Dans son commentaire pour CHINAFRIQUE, elle note qu’après la tragédie, le Rwanda n’est pas tombé dans la guerre civile ou dans l’abîme de l’échec. Au contraire, le pays a mis en œuvre une série de mesures proactives et s’est engagé sur la voie de la prospérité, du développement, de la discipline et de l’amélioration. Cet exemple peut servir de modèle à d’autres pays africains confrontés à des défis similaires. Voici quelques extraits de ses analyses.
La honte de la scène internationale
Une multitude de facteurs ont conduit à la tragédie du Rwanda qui a eu lieu en 1994. Il s’agit notamment de contradictions profondes entre les différents groupes ethniques, de la population se disputant de plus en plus les terres et les autres ressources en quantité limitée, et des luttes de parti devenues incontrôlables après la tentative des pays occidentaux d’installer de force une démocratie multipartite dans les pays africains après la guerre froide.
Dans une grande mesure, la communauté internationale, et en particulier les pays occidentaux, a été coupable de négligence et d’omission. Ceux qui ont vu le film hollywoodien Hôtel Rwanda n’oublieront pas la peur et l’impuissance des civils rwandais cachés dans un hôtel tandis que les Casques bleus occidentaux aidaient seulement les citoyens de leurs pays respectifs et laissaient le génocide se poursuivre.
Pour ces raisons, durant son discours à l’occasion de la cérémonie commémorative à laquelle la présidente de la Commission de l’Union africaine Dlamini-Zuma et plus de 10 dirigeants africains ont assisté, le Secrétaire général de l’ONU Ban Ki-moon a indirectement exprimé la honte de l’Organisation des Nations unies et de la communauté internationale pour ne pas avoir empêché l’extrême brutalité en 1994. « De nombreux employés des Nations unies et d’autres ont fait preuve d’un courage remarquable. Nous aurions dû faire beaucoup plus. Au Rwanda, les troupes ont été retirées quand elles étaient le plus nécessaires. »
Avant que le massacre ait lieu au Rwanda, l’ONU aurait reçu un rapport sur le risque de génocide, mais le document n’a pas reçu une attention suffisante. Lorsque le génocide a eu lieu, l’ONU a consulté plus de 10 pays membres pour envoyer des troupes au Rwanda, ce qui a également échoué, manquant l’opportunité de prévenir l’expansion de la tragédie.
Le petit pays d’Afrique a été négligé par les pays occidentaux en raison de son manque de ressources naturelles, sa position géographique enclavée et son insignifiance dans leurs stratégies de politique extérieure. En outre, ils ont mal évalué l’ampleur des atrocités.

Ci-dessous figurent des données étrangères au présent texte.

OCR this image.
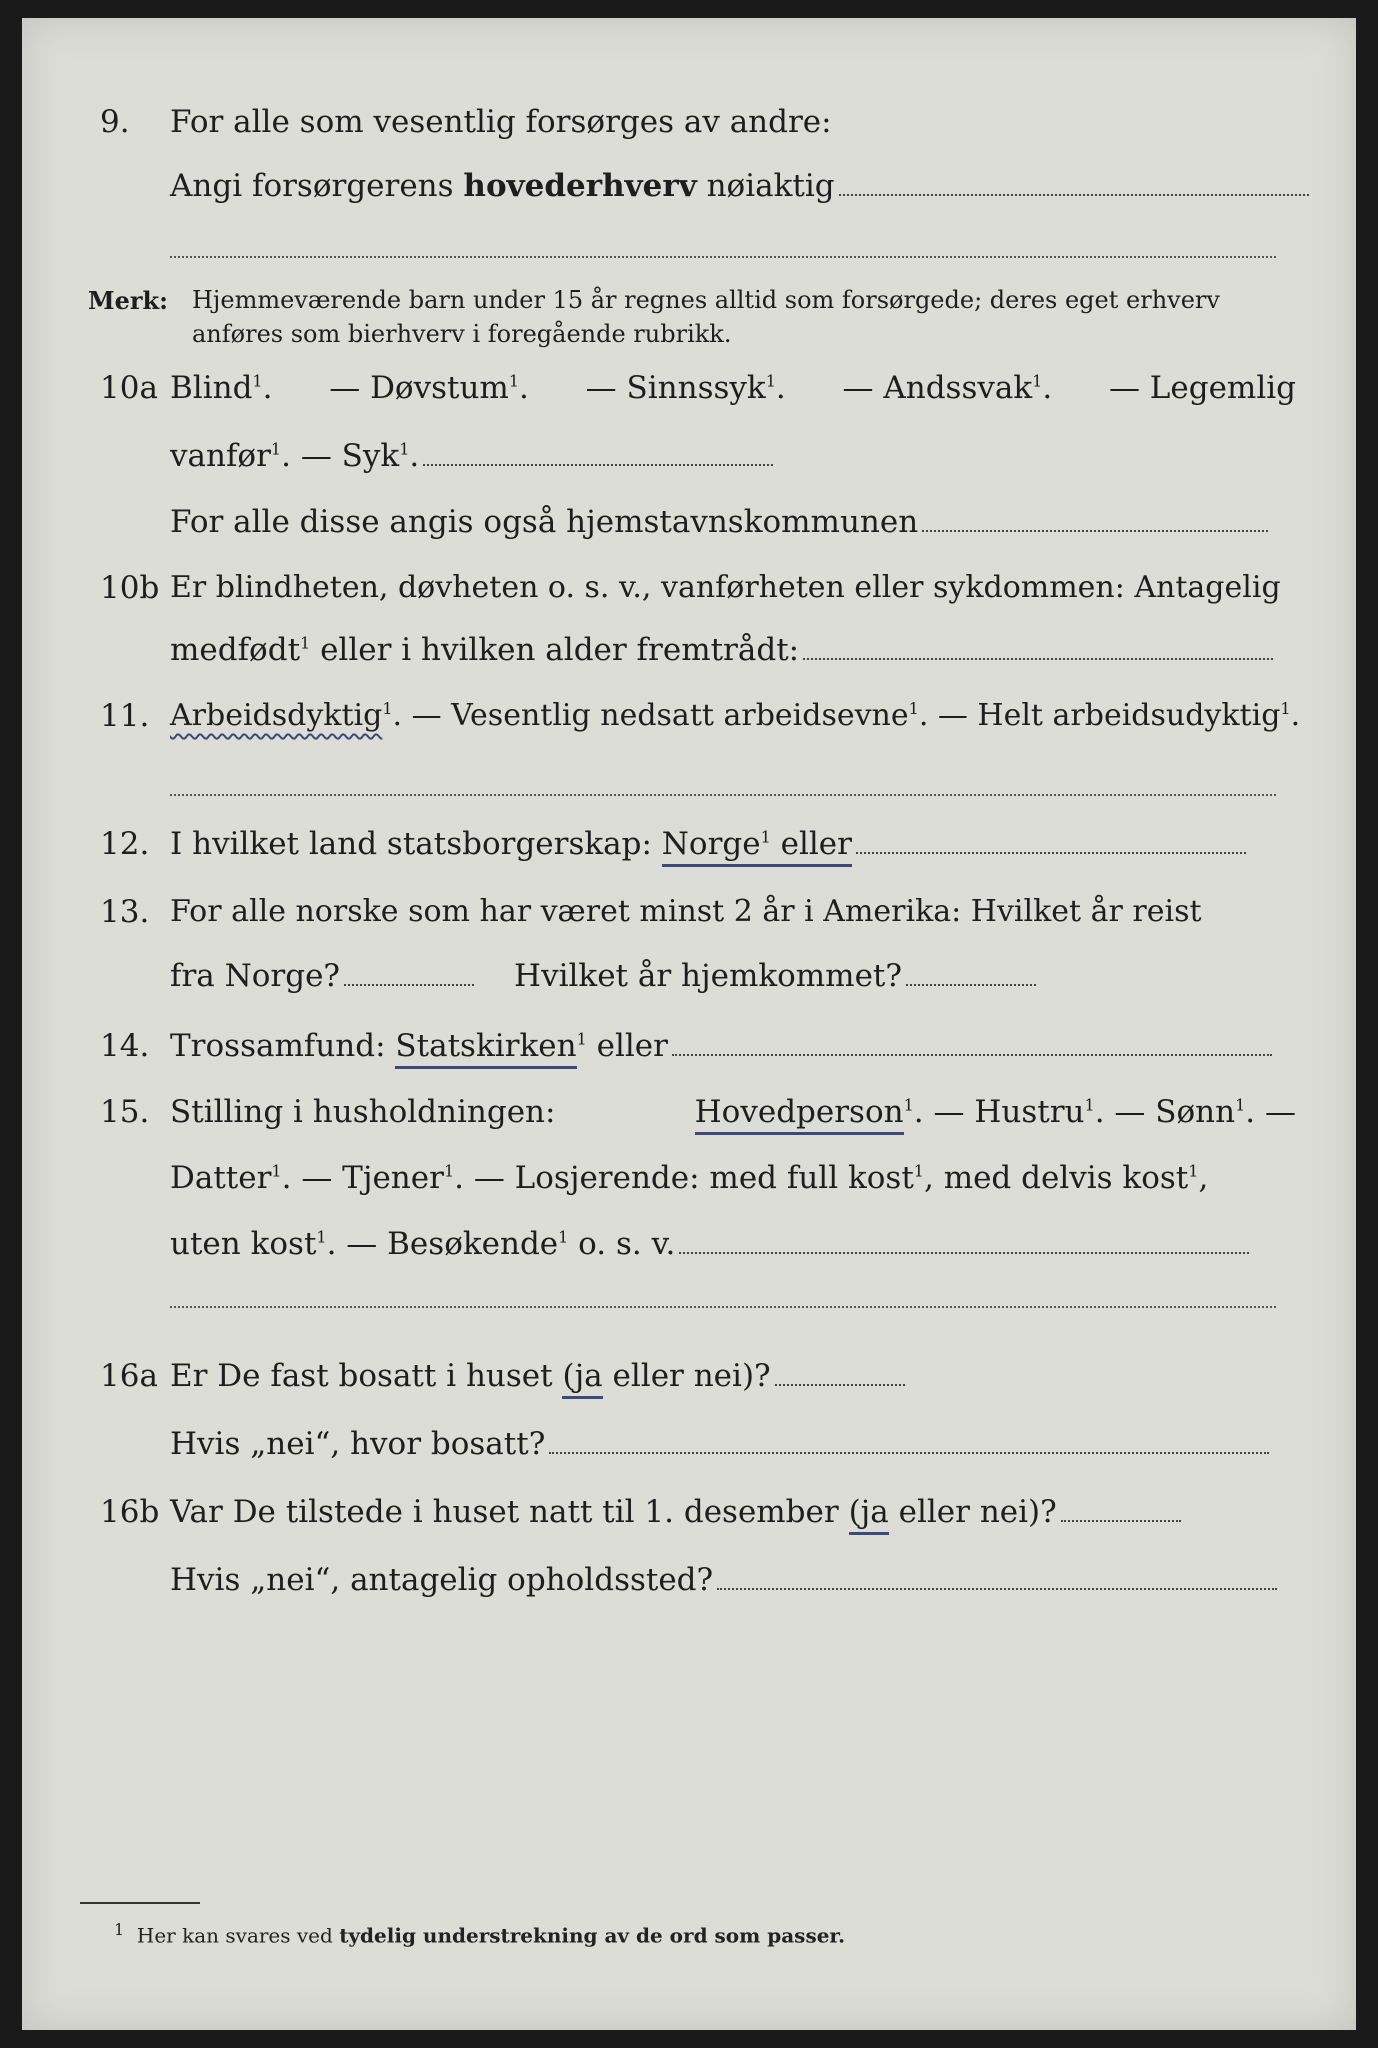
9. For alle som vesentlig forsørges av andre:
Angi forsørgerens hovederhverv nøiaktig
Merk: Hjemmeværende barn under 15 år regnes alltid som forsørgede; deres eget erhverv
anføres som bierhverv i foregående rubrikk.
10a Blind$^1$. — Døvstum$^1$. — Sinnssyk$^1$. — Andssvak$^1$. — Legemlig
vanfør$^1$. — Syk$^1$.
For alle disse angis også hjemstavnskommunen
10b Er blindheten, døvheten o. s. v., vanførheten eller sykdommen: Antagelig
medfødt$^1$ eller i hvilken alder fremtrådt:
11. Arbeidsdyktig$^1$. — Vesentlig nedsatt arbeidsevne$^1$. — Helt arbeidsudyktig$^1$.
12. I hvilket land statsborgerskap: Norge$^1$ eller
13. For alle norske som har været minst 2 år i Amerika: Hvilket år reist
fra Norge?	Hvilket år hjemkommet?
14. Trossamfund: Statskirken$^1$ eller
15. Stilling i husholdningen:	Hovedperson$^1$. — Hustru$^1$. — Sønn$^1$. —
Datter$^1$. — Tjener$^1$. — Losjerende: med full kost$^1$, med delvis kost$^1$,
uten kost$^1$. — Besøkende$^1$ o. s. v.
16a Er De fast bosatt i huset (ja eller nei)?
Hvis „nei“, hvor bosatt?
16b Var De tilstede i huset natt til 1. desember (ja eller nei)?
Hvis „nei“, antagelig opholdssted?
$^1$ Her kan svares ved tydelig understrekning av de ord som passer.
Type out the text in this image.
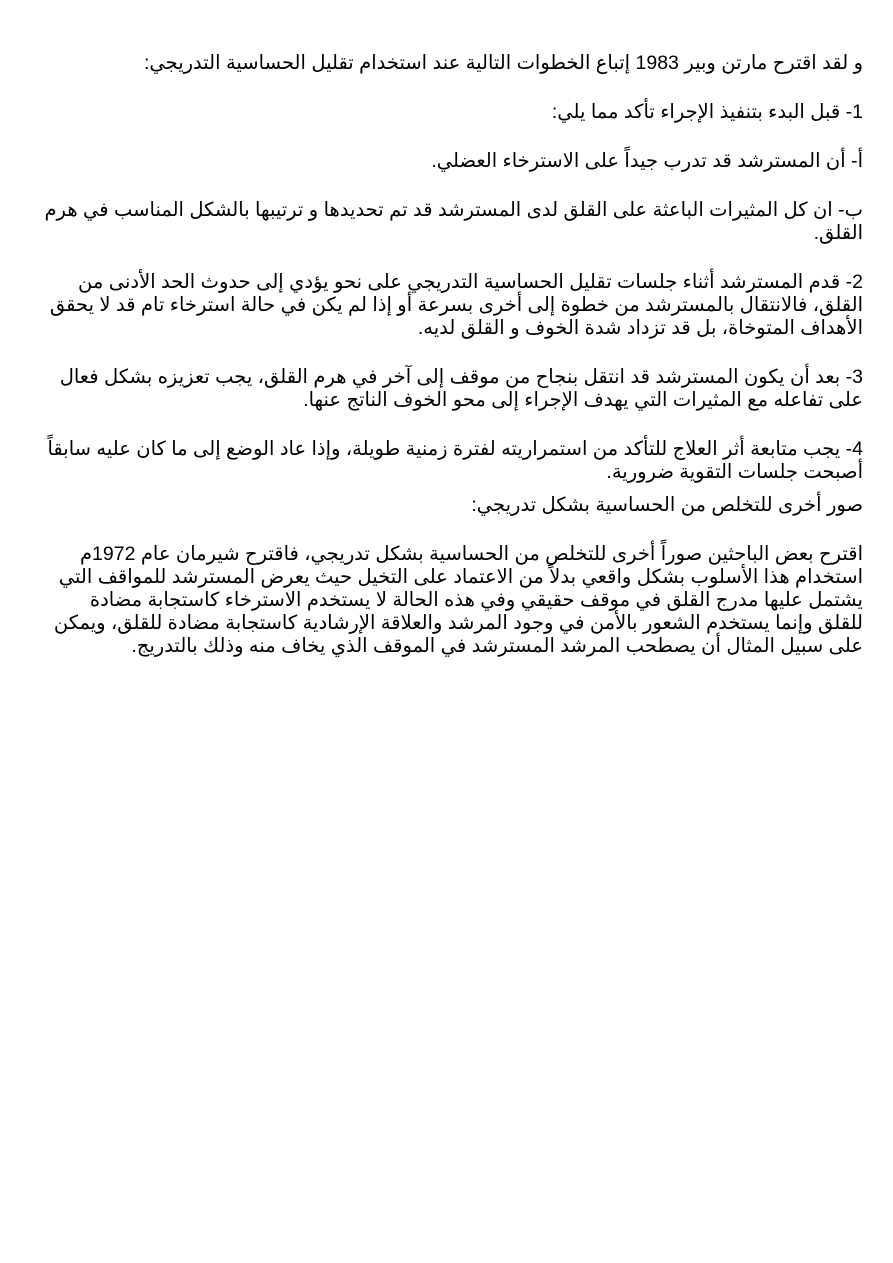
و لقد اقترح مارتن وبير 1983 إتباع الخطوات التالية عند استخدام تقليل الحساسية التدريجي:

1- قبل البدء بتنفيذ الإجراء تأكد مما يلي:

أ- أن المسترشد قد تدرب جيداً على الاسترخاء العضلي.

ب- ان كل المثيرات الباعثة على القلق لدى المسترشد قد تم تحديدها و ترتيبها بالشكل المناسب في هرم القلق.

2- قدم المسترشد أثناء جلسات تقليل الحساسية التدريجي على نحو يؤدي إلى حدوث الحد الأدنى من القلق، فالانتقال بالمسترشد من خطوة إلى أخرى بسرعة أو إذا لم يكن في حالة استرخاء تام قد لا يحقق الأهداف المتوخاة، بل قد تزداد شدة الخوف و القلق لديه.

3- بعد أن يكون المسترشد قد انتقل بنجاح من موقف إلى آخر في هرم القلق، يجب تعزيزه بشكل فعال على تفاعله مع المثيرات التي يهدف الإجراء إلى محو الخوف الناتج عنها.

4- يجب متابعة أثر العلاج للتأكد من استمراريته لفترة زمنية طويلة، وإذا عاد الوضع إلى ما كان عليه سابقاً أصبحت جلسات التقوية ضرورية.

صور أخرى للتخلص من الحساسية بشكل تدريجي:

اقترح بعض الباحثين صوراً أخرى للتخلص من الحساسية بشكل تدريجي، فاقترح شيرمان عام 1972م استخدام هذا الأسلوب بشكل واقعي بدلاً من الاعتماد على التخيل حيث يعرض المسترشد للمواقف التي يشتمل عليها مدرج القلق في موقف حقيقي وفي هذه الحالة لا يستخدم الاسترخاء كاستجابة مضادة للقلق وإنما يستخدم الشعور بالأمن في وجود المرشد والعلاقة الإرشادية كاستجابة مضادة للقلق، ويمكن على سبيل المثال أن يصطحب المرشد المسترشد في الموقف الذي يخاف منه وذلك بالتدريج.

La réconciliation et le développement
Au cours des 20 dernières années, le gouvernement rwandais et les gens ont accompli de grandes avancées dans la réconciliation nationale et le développement social. En sortant de l’ombre, le nouveau pays et son peuple ont adopté le renouvellement. L’expérience unique de son processus de réconciliation nationale a fait de ce pays un exemple pour d’autres pays africains ayant des problèmes ethniques et tribaux similaires.
Après la fin du génocide, le pays a pris de nombreuses mesures visant à éliminer le foyer du tribalisme et à réaliser l’unité nationale grâce au pardon et à la réconciliation. Certains universitaires occidentaux affirment que politique africaine et politique tribale sont indissociables. Il est vrai que les valeurs communautaires traditionnelles axées sur la famille et les systèmes de production priment encore dans de nombreux pays africains. En outre, presque tous les pays du continent ont diverses tribus de différentes langues et cultures. Ceci a conduit à ce que les problèmes tribaux deviennent un facteur très important du développement et de l’évolution politique de ces pays.
Après avoir mis un terme à la tragédie, les Rwandais ont réexaminé leur passé et ont décidé d’éliminer le tribalisme à la racine. Le gouvernement a modifié la Constitution pour y inclure la lutte contre le tribalisme et la sécession. En outre, les documents d’identité ne mentionnent plus de « tribu », et tous les citoyens se considèrent comme des Rwandais, et non comme des Tutsis ou Hutus. Au cours des 20 dernières années, la situation politique dans le pays est restée stable.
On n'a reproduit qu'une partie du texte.